Le déficit du financement à long terme des économies en voie de développement

Par Mahmoud MOHIELDIN

Mahmoud Mohieldin est directeur général de la Banque mondiale.

Depuis la crise financière mondiale, le terme « d’opérations bancaires » est presque devenu un juron. Mais alors que les banques ont sans aucun doute la capacité d’infliger de graves dommages aux économies et aux moyens de subsistance, un système financier bien géré offre des avantages significatifs. Un nombre croissant de preuves, mis en évidence dans le récent Global Financial Development Report de la Banque mondiale, montre que les marchés et les établissements financiers ont une profonde influence sur le développement économique, la lutte contre la pauvreté et la stabilité des économies dans le monde entier, et qu’une évaluation pragmatique du rôle de l’État en matière financière est justifiée.
Au premier abord, la caractéristique la plus insolite de la crise financière est que les économies développées ont été beaucoup plus fortement et plus directement influencées que les économies en voie de développement, dont bon nombre ont tiré les leçons des crises précédentes, ont assaini leurs finances, fait des progrès sur les réformes structurelles et amélioré leur surveillance et leur réglementation. Mais cette distinction oublie l’aspect le plus important : la qualité des problèmes politiques bien plus que le niveau de développement économique. Certains systèmes financiers des économies développées (par exemple en Australie, au Canada et à Singapour) ont révélé une capacité d’adaptation remarquable, tandis que d’autres ont eu des problèmes.
En même temps, l’accent mis sur la réforme financière dans les économies développées, bien que garanti, a contribué à l’autosuffisance des économies en voie de développement. Par exemple, un grand nombre parmi elles font face à leur propre version du problème « trop gros pour faire faillite » que la crise a accentué, mais rares sont celles qui se sont efforcées de le résoudre.

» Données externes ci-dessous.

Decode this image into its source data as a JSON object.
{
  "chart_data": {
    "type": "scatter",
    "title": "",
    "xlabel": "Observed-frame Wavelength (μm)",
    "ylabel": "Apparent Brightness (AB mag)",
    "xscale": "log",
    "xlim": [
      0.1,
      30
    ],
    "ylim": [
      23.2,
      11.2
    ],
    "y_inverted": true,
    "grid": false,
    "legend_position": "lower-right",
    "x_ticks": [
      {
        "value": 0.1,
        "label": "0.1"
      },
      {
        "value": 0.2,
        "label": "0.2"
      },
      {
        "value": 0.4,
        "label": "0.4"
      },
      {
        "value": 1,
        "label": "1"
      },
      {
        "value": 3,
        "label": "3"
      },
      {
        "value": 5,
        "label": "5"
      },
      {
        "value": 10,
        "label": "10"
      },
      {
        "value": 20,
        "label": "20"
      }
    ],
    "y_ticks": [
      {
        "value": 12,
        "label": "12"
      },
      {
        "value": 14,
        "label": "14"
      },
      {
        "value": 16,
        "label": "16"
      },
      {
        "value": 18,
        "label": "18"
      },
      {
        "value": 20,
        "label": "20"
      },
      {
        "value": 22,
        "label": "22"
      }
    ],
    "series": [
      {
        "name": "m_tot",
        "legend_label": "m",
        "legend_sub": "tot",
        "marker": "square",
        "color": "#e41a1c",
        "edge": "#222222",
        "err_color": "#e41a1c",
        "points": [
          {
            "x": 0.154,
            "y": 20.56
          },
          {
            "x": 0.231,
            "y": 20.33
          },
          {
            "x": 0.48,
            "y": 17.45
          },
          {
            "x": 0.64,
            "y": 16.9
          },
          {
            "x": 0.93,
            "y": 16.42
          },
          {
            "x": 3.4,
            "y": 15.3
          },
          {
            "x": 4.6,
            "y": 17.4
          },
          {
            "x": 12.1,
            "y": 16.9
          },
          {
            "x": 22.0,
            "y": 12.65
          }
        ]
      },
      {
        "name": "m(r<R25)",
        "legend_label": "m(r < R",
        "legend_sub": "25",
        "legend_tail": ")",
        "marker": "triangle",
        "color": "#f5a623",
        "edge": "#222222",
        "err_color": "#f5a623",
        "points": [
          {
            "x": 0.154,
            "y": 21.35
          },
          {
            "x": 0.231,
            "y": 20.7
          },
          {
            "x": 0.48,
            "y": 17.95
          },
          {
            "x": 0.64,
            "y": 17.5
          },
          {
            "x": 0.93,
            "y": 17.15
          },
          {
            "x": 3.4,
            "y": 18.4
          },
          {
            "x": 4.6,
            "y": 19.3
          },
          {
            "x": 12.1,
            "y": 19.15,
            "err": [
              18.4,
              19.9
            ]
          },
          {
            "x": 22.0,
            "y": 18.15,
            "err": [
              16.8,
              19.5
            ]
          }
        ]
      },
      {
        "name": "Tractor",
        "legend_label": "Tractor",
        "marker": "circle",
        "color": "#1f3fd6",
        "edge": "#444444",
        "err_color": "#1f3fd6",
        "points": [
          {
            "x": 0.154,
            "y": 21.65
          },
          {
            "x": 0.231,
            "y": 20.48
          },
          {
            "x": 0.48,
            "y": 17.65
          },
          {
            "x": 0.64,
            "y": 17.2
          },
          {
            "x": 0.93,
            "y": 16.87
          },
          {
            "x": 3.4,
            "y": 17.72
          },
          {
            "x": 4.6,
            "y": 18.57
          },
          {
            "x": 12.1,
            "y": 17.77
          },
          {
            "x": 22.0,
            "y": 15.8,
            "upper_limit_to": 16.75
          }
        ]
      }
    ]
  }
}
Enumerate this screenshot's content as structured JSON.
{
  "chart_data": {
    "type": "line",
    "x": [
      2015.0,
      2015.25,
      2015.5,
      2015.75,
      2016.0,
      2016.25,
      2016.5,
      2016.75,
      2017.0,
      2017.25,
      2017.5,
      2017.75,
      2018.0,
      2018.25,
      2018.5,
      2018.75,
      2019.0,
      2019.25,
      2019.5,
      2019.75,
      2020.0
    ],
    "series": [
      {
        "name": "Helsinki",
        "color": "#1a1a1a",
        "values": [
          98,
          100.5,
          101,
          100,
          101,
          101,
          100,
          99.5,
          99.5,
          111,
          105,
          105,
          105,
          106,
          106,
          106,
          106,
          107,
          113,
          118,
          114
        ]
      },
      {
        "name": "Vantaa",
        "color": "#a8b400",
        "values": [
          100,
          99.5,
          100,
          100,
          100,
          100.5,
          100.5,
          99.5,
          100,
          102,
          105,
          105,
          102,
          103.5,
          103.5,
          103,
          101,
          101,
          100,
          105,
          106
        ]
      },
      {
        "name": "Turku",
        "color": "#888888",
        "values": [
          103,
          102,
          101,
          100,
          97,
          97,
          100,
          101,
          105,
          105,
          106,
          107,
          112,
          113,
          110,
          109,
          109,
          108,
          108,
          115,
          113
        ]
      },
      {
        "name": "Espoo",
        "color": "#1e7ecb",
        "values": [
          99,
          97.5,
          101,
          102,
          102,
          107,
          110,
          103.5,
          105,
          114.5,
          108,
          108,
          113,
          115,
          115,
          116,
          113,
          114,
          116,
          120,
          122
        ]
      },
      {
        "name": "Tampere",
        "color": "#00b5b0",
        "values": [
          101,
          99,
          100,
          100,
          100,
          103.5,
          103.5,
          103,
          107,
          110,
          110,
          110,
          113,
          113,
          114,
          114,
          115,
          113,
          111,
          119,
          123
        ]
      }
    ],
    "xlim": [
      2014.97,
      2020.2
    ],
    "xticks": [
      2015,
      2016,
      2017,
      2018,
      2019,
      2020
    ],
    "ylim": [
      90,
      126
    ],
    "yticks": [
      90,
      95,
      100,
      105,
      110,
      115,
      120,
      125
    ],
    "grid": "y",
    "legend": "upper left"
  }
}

En outre, les mesures prises pendant la crise ont peut-être contribué à atténuer la contagion financière, mais certaines ne prennent pas en charge un solide développement à long terme du secteur. De nombreuses économies en voie de développement ont résisté à la crise au prix d’une intervention massive directe de l’État, alors que leurs secteurs financiers manquent d’ouverture et d’accès.

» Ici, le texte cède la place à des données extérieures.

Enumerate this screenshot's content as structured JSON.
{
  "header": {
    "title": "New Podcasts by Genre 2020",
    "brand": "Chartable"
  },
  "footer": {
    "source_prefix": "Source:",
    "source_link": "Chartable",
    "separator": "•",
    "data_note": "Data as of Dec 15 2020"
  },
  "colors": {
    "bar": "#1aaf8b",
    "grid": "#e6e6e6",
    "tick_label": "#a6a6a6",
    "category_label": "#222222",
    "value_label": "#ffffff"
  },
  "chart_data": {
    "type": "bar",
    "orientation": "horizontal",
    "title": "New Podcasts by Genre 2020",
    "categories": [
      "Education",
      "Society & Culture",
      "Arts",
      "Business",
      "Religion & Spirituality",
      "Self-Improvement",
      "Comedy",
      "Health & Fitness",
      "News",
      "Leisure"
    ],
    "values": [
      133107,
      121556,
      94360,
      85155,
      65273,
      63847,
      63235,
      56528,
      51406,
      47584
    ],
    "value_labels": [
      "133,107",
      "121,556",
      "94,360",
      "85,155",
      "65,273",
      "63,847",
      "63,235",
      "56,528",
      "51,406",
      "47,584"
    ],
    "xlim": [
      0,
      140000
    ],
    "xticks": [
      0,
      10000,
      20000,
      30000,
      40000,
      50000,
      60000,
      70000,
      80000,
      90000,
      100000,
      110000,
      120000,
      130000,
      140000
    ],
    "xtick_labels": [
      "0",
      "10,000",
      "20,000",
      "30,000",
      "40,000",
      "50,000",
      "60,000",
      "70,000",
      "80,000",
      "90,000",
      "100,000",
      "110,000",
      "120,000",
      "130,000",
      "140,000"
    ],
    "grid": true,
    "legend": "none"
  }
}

La crise financière a eu un impact particulièrement important sur l’offre de financement à plus longue échéance. Dans une certaine mesure cela est compréhensible, compte tenu de l’accent mis sur les liquidités à court terme et la circulation de capitaux. Mais la disponibilité brusquement diminuée des placements à plus long terme intensifie la vulnérabilité du secteur financier. Tandis que la part des économies en voie de développement dans l’économie mondiale a augmenté de près de 33 % à 50 % par rapport à la dernière décennie, les économies développées continuent à dominer l’approvisionnement en placements à long terme. La disparité entre l’horizon du temps de placement disponible et celui des investisseurs et des entrepreneurs, en particulier ceux des économies en voie de développement, est une source de vulnérabilité qui agit comme un obstacle à la croissance. Plusieurs facteurs ont affaibli le désir de prolonger le crédit à long terme chez les investisseurs. La crise financière a réduit la tolérance au risque des financiers privés, rendant les expositions à long terme peu attrayantes. Les flux nets de capitaux privés, notamment pour les pays en voie de développement, sont devenus plus volatils.

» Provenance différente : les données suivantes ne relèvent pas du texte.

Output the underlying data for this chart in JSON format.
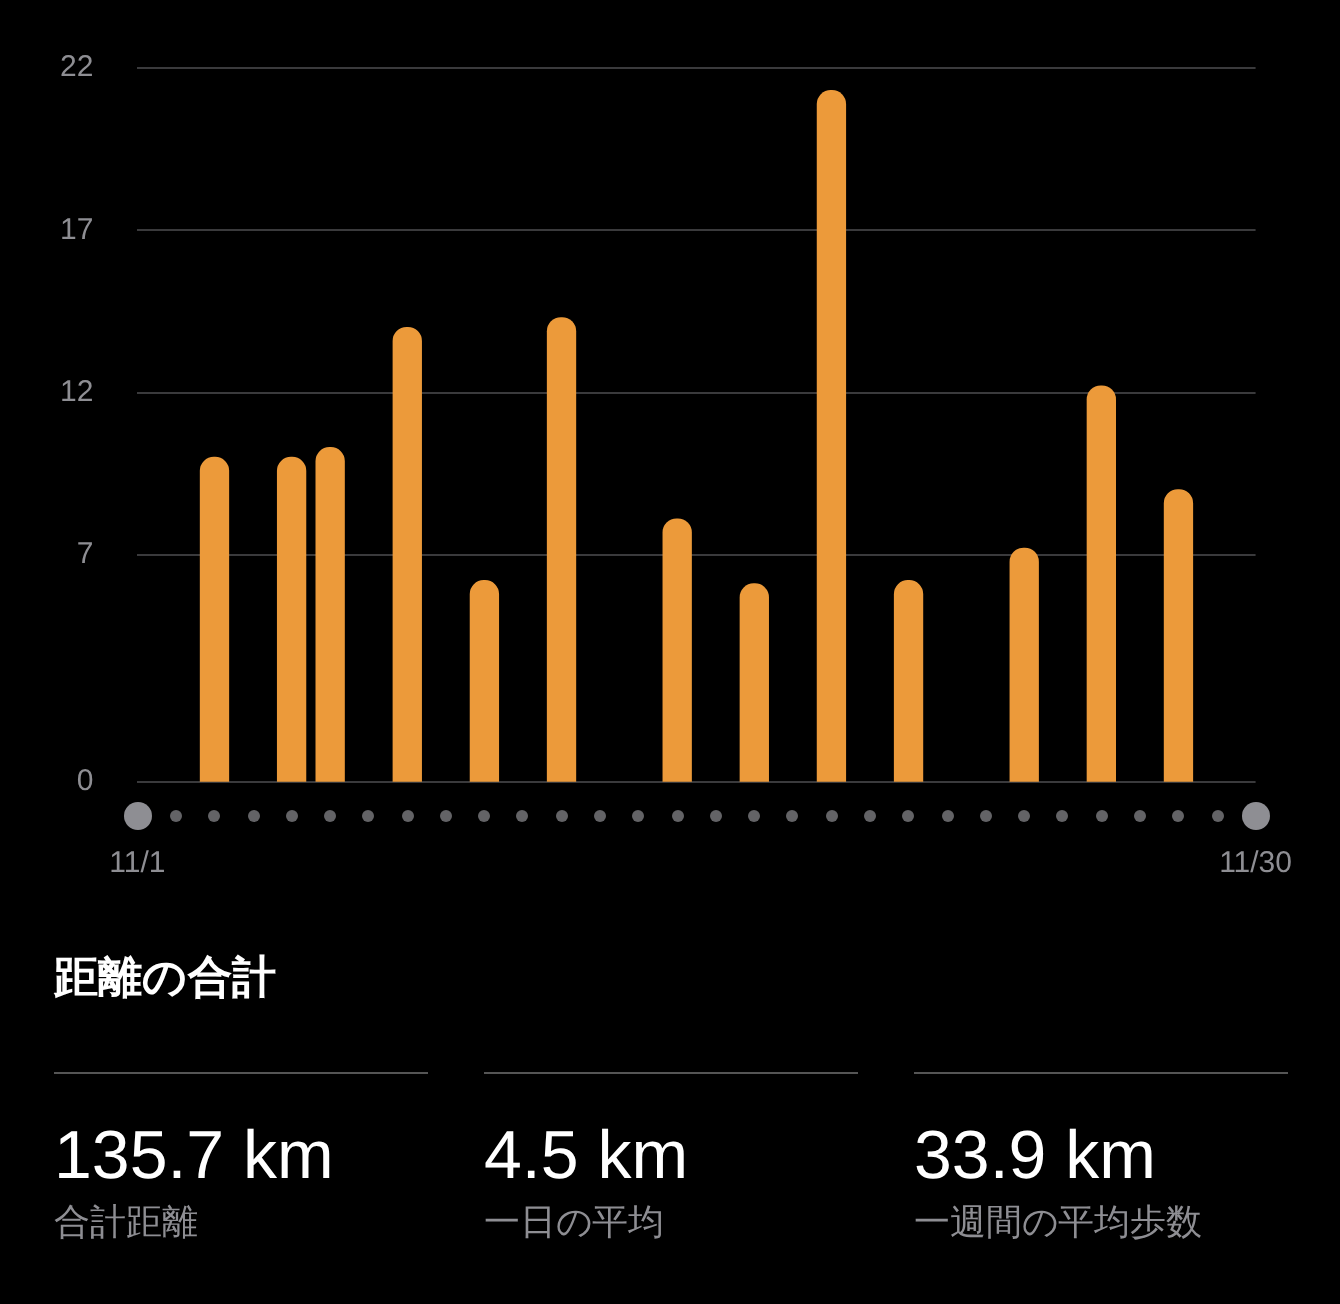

Les capitaux privés, qui représentent plus de 90 % du capital, dirigés vers les pays en voie de développement, restent la principale source de financement à long terme. Mais la disponibilité du capital à long terme semble avoir été altérée, alors que les pourvoyeurs traditionnels de capitaux propres en projets d’infrastructure par exemple sont moins capables ou moins désireux d’investir. Les financements par les banques ont été limités par le désendettement, surtout de la part des banques européennes. Le nouveau train de réformes mondiales d’opérations bancaires Bâle III peut encore augmenter les coûts de placement pour quelques emprunteurs, tout en réduisant la disponibilité financière, en particulier pour la dette à plus long terme. Les investisseurs institutionnels, comme les fonds de pension et les compagnies d’assurance vie, avec plus de 70 billions de dollars d’actifs, sont une importante source supplémentaire de capital à long terme. Alors que ces investissements dans des actifs productifs à long terme comme l’infrastructure sont essentiels pour générer le revenu exigé par ces investisseurs, moins de 1 % des actifs des fonds de pension sont alloués directement aux projets d’infrastructure.
En attendant, l’épargne nette des économies en voie de développement augmente et les faibles rendements des économies développées fournissent une incitation aux investisseurs pour injecter davantage de ressources dans l’investissement rentable dans ces pays. Récemment, plusieurs banques ont été en mesure d’émettre des obligations à long terme à des taux abordables.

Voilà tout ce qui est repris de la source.